The word 'image’ often gets tied to the arbitrariness entailed in individual perception and opposed to the external solidity associated in the vocabulary of ordinary language philosophy with the ‘picture’. Susan Sontag held that images don’t tell us anything, they remind us what is important. This implies that the ‘image’ as a type of inner perception, or mental idea, impression or memory.
This can be interpreted along the lines that an image that exerts a hold and that lives beyond its medium presupposes an agent who is engaged by it, i.e., who finds it meaningful or significant. An image is a sensuous experience of meaning that organises a world. It possesses a communicative force that is surplus to its perceptible form.

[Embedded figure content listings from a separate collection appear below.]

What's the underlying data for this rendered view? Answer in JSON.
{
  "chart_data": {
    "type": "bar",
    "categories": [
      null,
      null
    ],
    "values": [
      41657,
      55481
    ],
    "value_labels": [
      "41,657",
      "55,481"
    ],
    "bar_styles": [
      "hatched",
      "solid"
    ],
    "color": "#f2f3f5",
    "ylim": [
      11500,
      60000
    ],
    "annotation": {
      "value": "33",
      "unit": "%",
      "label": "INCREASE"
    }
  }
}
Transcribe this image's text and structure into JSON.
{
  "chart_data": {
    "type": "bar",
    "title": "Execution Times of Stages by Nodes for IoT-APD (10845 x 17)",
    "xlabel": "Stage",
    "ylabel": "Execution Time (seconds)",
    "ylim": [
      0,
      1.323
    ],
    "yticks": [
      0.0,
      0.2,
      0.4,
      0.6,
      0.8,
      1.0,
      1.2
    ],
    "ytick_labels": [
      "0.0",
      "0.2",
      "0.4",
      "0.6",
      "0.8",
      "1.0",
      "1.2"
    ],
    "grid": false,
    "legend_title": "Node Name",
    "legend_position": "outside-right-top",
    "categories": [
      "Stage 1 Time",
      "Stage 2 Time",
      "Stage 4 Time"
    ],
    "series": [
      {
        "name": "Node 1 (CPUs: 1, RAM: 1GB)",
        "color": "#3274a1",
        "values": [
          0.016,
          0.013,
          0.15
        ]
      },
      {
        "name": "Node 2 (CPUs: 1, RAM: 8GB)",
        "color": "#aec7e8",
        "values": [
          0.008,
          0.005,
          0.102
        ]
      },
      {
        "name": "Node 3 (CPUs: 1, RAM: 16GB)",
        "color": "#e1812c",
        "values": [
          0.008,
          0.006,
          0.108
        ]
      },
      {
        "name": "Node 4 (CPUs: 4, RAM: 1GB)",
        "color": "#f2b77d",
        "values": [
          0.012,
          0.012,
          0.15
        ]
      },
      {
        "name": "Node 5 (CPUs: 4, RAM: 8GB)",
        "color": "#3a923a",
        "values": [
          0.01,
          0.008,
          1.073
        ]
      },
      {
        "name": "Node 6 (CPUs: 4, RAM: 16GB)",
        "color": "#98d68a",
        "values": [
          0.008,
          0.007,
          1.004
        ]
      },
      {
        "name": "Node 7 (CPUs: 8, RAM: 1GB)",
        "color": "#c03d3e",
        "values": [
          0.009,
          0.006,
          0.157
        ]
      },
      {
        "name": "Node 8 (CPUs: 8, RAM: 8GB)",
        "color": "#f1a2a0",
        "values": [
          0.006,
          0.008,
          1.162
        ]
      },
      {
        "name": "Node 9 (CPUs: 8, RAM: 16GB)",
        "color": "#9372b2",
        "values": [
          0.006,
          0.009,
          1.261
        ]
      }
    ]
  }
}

This is a converted black and white version of the previous image. I was working my way around the granite formation, just around the western corner of Petrel Cove, and I saw the shapes-- perceptible form--- of the granite in black and white:
The meaning embodied in the image is the ‘something more’ than the form. The something more is contributed by its dynamic relation with the recipient of the image. As such, the capacity to convey meaning does not belong to the perceptible form per se. This means that the something more of the image must include memory, dreams and imagination.
The image is transferrable to contexts other than its original one and it can take on additional layers of meaning.